I realize the OP was more describing the possibility of "not so much bang for the buck as you are expecting" due to fragmentation, and I know the above hits more on comparing the two than what happens to the SSD, but if you consider the effects of fragmentation on a spinning disc, and then weigh how the impact compares with a SSD, it's easy to see that fragmentation that sent you running for the defrag tool yesterday may not even be noticeable with a SSD. So I'd call this a "non-issue".
What I'm waiting for is them to invest the same dev time in read speeds as write speeds. SSDs don't appear to be doing any interleaved reads - they're doing it for the writes because they're so slow. Though at this point I wonder if read speeds are just plain running into a bus speed limit with the SSDs?

--
I work for the Department of Redundancy Department.
Re:Why pretend these are ordinary disks? by NekoXP · 2009-02-21 04:36 · Score: 4, Interesting

Because Intel and the rest want to keep their wear-leveling algorithm and proprietary controller as much of a secret as possible so they can try to keep on top of the SSD market.
Moving wear-levelling into the filesystem - especially an open source one - effectively also defeats the ability to change the low-level operation of the drive when it comes to each flash chip - and of course, having a filesystem and a special MTD driver for *every single SSD drive manufactured* when they change flash chips or tweak the controller, could get unwieldy.
Backing them behind SATA is a wonderful idea, but this reliance on CHS values I think is what's killing it.
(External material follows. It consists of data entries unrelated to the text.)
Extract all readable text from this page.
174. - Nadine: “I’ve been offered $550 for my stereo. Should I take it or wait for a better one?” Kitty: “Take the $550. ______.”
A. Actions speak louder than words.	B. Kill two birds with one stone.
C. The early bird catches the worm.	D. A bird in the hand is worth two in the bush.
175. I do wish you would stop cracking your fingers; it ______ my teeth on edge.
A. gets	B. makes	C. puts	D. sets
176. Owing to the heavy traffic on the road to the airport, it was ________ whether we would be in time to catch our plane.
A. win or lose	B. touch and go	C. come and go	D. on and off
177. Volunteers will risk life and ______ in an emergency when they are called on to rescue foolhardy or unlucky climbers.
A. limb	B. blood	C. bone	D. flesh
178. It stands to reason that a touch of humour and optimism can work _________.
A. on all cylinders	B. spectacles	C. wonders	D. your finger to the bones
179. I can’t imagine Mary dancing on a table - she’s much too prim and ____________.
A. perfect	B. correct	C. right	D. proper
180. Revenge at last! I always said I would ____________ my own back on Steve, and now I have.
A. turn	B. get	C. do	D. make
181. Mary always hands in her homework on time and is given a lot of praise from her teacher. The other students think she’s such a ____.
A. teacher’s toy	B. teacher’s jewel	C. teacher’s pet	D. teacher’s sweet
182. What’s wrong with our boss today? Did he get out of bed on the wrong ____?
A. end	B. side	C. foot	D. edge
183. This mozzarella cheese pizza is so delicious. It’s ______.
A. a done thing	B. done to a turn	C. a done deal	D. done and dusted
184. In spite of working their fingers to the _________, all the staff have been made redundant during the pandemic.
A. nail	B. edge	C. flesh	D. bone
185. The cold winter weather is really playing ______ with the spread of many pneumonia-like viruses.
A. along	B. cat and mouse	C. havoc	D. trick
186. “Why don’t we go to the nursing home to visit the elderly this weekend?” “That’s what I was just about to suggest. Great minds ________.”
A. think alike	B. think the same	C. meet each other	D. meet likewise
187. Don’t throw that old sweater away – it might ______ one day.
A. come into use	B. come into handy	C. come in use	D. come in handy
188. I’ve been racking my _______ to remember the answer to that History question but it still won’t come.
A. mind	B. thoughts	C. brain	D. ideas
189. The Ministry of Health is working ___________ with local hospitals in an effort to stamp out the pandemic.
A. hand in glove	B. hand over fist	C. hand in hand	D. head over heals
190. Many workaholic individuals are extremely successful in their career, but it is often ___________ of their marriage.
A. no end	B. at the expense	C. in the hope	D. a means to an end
Why is the Linux block subsystem still stuck in the 20MB hard-disk era like this?
Re:Another file strategy - file segregation by f(x by harry666t · 2009-02-21 11:38 · Score: 3, Interesting

That was my idea when I've proposed an "object storage system" here on /. a few months ago: associate type and metadata with every file, making them more "object-like" (as in object-oriented programming). The storage system would know the behaviour of each object (whether it is likely to grow, or more likely to be modified in place, or probably not modified at all, etc), and would choose the most efficient way of storing every particular kind of data. I've also proposed separate namespaces for each process, capability-based security, dropping paths in favour of non-hierarchical tags, and a few other "revolutionary" ideas that all had only one downside: nobody's going to break backwards compatibility, especially while the current system still "just works".
Re:1gb /boot? lvm? wtf... by tytso · 2009-02-22 11:05 · Score: 4, Interesting

I use 1GB for /boot because I'm a kernel developer and I end up experimenting with a large number of kernels (yes, on my laptop --- I travel way to much, and a lot of my development time happens while I'm on an airplane). In addition, SystemTap requires compiling kernels with debuginfo enabled, which makes the resulting kernels gargantuan --- it's actually not that uncommon for me to fill my /boot partition and need to garbage collect old kernels. So yes, I really do need a 1GB for /boot.
As far as LVM, of course I use more than a single volume; separate LV's get used for test filesystems (I'm a filesystem developer, remember), but more importantly, the most important reason to use LVM is because it allows you to take snapshots of your live filesystem and then run e2fsck on the snapshot volume --- if the e2fsck is clean you can then drop the snapshot volume, and run "tune2fs -C 0 -T now /dev/XXX" on the file system. This eliminates boot-time fsck's, while still allowing me to make sure the file system is consistent. And because I'm running e2fsck on the snapshot, I can be reading e-mail or browsing the web while the e2fsck is running in the background. LVM is definitely worth the overhead (which isn't that much, in any case).